NASSCOM (India’s leading outsourcing lobby):

  • The tax plan may actually end up reducing competitiveness of US companies with global operations when compared to their European and Japanese counterparts.
  • The proposals appeared to be aimed at addressing the tax rate differentials that exist across the world. It will impact American headquartered companies with overseas operations

CII (The Confederation of Indian Industry)

  • It’s an internal issue. It will only reduce their competitiveness. He added, “It is a populist posture. Perhaps his (Obama’s) intention was not the same. However, it sends a wrong message.

Infosys (India’s second largest software and outsourcing company)
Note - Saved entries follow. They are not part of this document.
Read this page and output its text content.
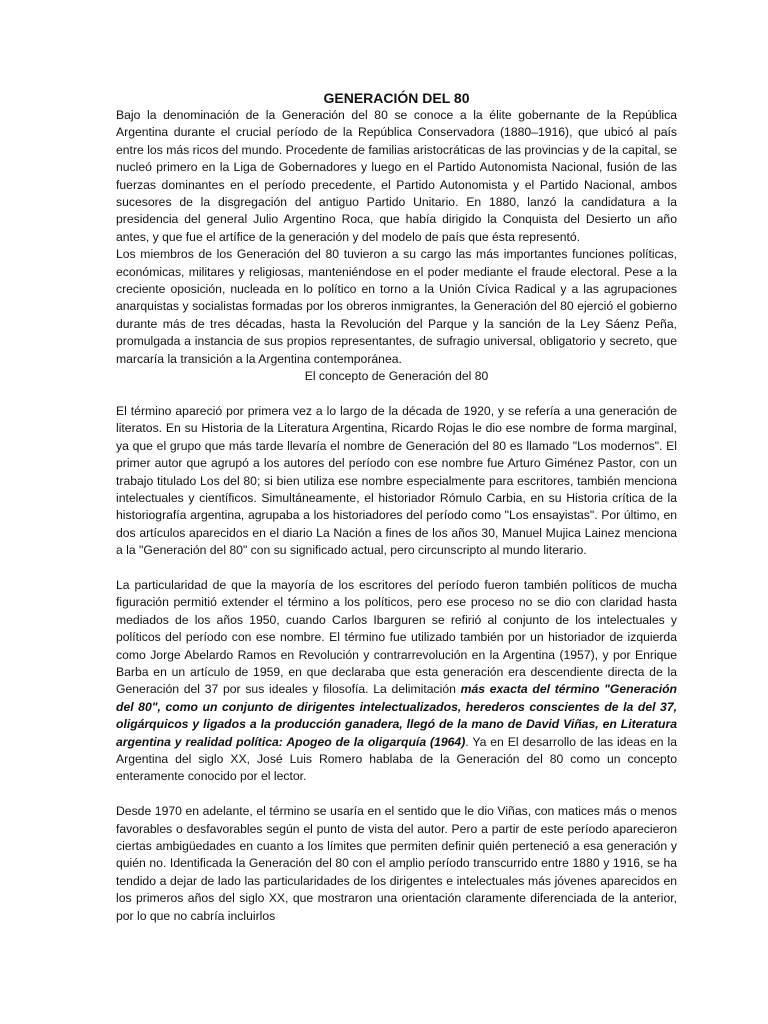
GENERACIÓN DEL 80

Bajo la denominación de la Generación del 80 se conoce a la élite gobernante de la República Argentina durante el crucial período de la República Conservadora (1880–1916), que ubicó al país entre los más ricos del mundo. Procedente de familias aristocráticas de las provincias y de la capital, se nucleó primero en la Liga de Gobernadores y luego en el Partido Autonomista Nacional, fusión de las fuerzas dominantes en el período precedente, el Partido Autonomista y el Partido Nacional, ambos sucesores de la disgregación del antiguo Partido Unitario. En 1880, lanzó la candidatura a la presidencia del general Julio Argentino Roca, que había dirigido la Conquista del Desierto un año antes, y que fue el artífice de la generación y del modelo de país que ésta representó.

Los miembros de los Generación del 80 tuvieron a su cargo las más importantes funciones políticas, económicas, militares y religiosas, manteniéndose en el poder mediante el fraude electoral. Pese a la creciente oposición, nucleada en lo político en torno a la Unión Cívica Radical y a las agrupaciones anarquistas y socialistas formadas por los obreros inmigrantes, la Generación del 80 ejerció el gobierno durante más de tres décadas, hasta la Revolución del Parque y la sanción de la Ley Sáenz Peña, promulgada a instancia de sus propios representantes, de sufragio universal, obligatorio y secreto, que marcaría la transición a la Argentina contemporánea.

El concepto de Generación del 80

El término apareció por primera vez a lo largo de la década de 1920, y se refería a una generación de literatos. En su Historia de la Literatura Argentina, Ricardo Rojas le dio ese nombre de forma marginal, ya que el grupo que más tarde llevaría el nombre de Generación del 80 es llamado "Los modernos". El primer autor que agrupó a los autores del período con ese nombre fue Arturo Giménez Pastor, con un trabajo titulado Los del 80; si bien utiliza ese nombre especialmente para escritores, también menciona intelectuales y científicos. Simultáneamente, el historiador Rómulo Carbia, en su Historia crítica de la historiografía argentina, agrupaba a los historiadores del período como "Los ensayistas". Por último, en dos artículos aparecidos en el diario La Nación a fines de los años 30, Manuel Mujica Lainez menciona a la "Generación del 80" con su significado actual, pero circunscripto al mundo literario.

La particularidad de que la mayoría de los escritores del período fueron también políticos de mucha figuración permitió extender el término a los políticos, pero ese proceso no se dio con claridad hasta mediados de los años 1950, cuando Carlos Ibarguren se refirió al conjunto de los intelectuales y políticos del período con ese nombre. El término fue utilizado también por un historiador de izquierda como Jorge Abelardo Ramos en Revolución y contrarrevolución en la Argentina (1957), y por Enrique Barba en un artículo de 1959, en que declaraba que esta generación era descendiente directa de la Generación del 37 por sus ideales y filosofía. La delimitación más exacta del término "Generación del 80", como un conjunto de dirigentes intelectualizados, herederos conscientes de la del 37, oligárquicos y ligados a la producción ganadera, llegó de la mano de David Viñas, en Literatura argentina y realidad política: Apogeo de la oligarquía (1964). Ya en El desarrollo de las ideas en la Argentina del siglo XX, José Luis Romero hablaba de la Generación del 80 como un concepto enteramente conocido por el lector.

Desde 1970 en adelante, el término se usaría en el sentido que le dio Viñas, con matices más o menos favorables o desfavorables según el punto de vista del autor. Pero a partir de este período aparecieron ciertas ambigüedades en cuanto a los límites que permiten definir quién perteneció a esa generación y quién no. Identificada la Generación del 80 con el amplio período transcurrido entre 1880 y 1916, se ha tendido a dejar de lado las particularidades de los dirigentes e intelectuales más jóvenes aparecidos en los primeros años del siglo XX, que mostraron una orientación claramente diferenciada de la anterior, por lo que no cabría incluirlos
  • It is not for us. It is for US companies that have operations in other destinations. It will not have an impact on Indian companies.
  • We do not believe that it has anything to do with IT outsourcing done by US corporations.

Mphasis

  • It is irrelevant as far as Indian IT providers are concerned. It may encourage more US companies to invest and create jobs within that country

FCCI (Federation of Indian Chambers of Commerce and Industry)

  • While Obama’s move would have some impact on the US investment abroad and into India, in the long run this would only run counter to the interest of US corporations seeking global presence.

The Opinion

It was the availability of young talent pool, the time zone factor and the cost advantage that made outsourcing in India flourish in the last decade. It was not due to any tax benefit that the US firms enjoyed.

US companies save 60-75% by outsourcing their back office operations to countries like India. The overall impact would be clearer once the exact structure of the taxation is announced. Nobody really knows what will happen in the longer run but the move has definitely diluted the spirit of the global economy and the flat world.

(Sources: New York Times, indiatimes)

(Image credits: indiatimes)

2 Comments

Tripp Babbitt May 10, 2009

I believe the Obama administration has the right path, but wrong reasons. It is actually a cost advantage for US companies to keep outsourced call centers, technology, etc. in the US. They either are outsourcing waste (see http://blog.newsystemsthinking.com/blog/bryce-harrison/0/0/3-things-to-consider-before-outsourcing) or not realizing that software development needs to have contact with the work (http://blog.newsystemsthinking.com/blog/bryce-harrison/0/0/ibm-ive-been-moved-outsourced).

Wasting US dollars on such foolishness is not “unamerican”, it doesn’t play to the bottom line . . . profit.

Nishant.Soni May 11, 2009

I’ve been working in BPOs since past 5 years on different posts. Been to US and AUS twice for couple of months. 5 years is a very long time for BPO industry. According to my experience, even if they think to move the jobs back from india to US or to forward it to CHINA it will take a long time to move the entire setup. And china could be a big problem since indians have a neutral accent and just needs to be polished so americans can understand. but chinese people have a real light accent. So its real hard to understand them.
And its almost point less to move the jobs back to US since most of the compnies are already facing some financial crisis. But yea, what they might just do is to replace the big heads, the indian big bosses with american. I still see most of the BPOs in mumbai have a large opening. So i really dont see anything like recession for BPO industry.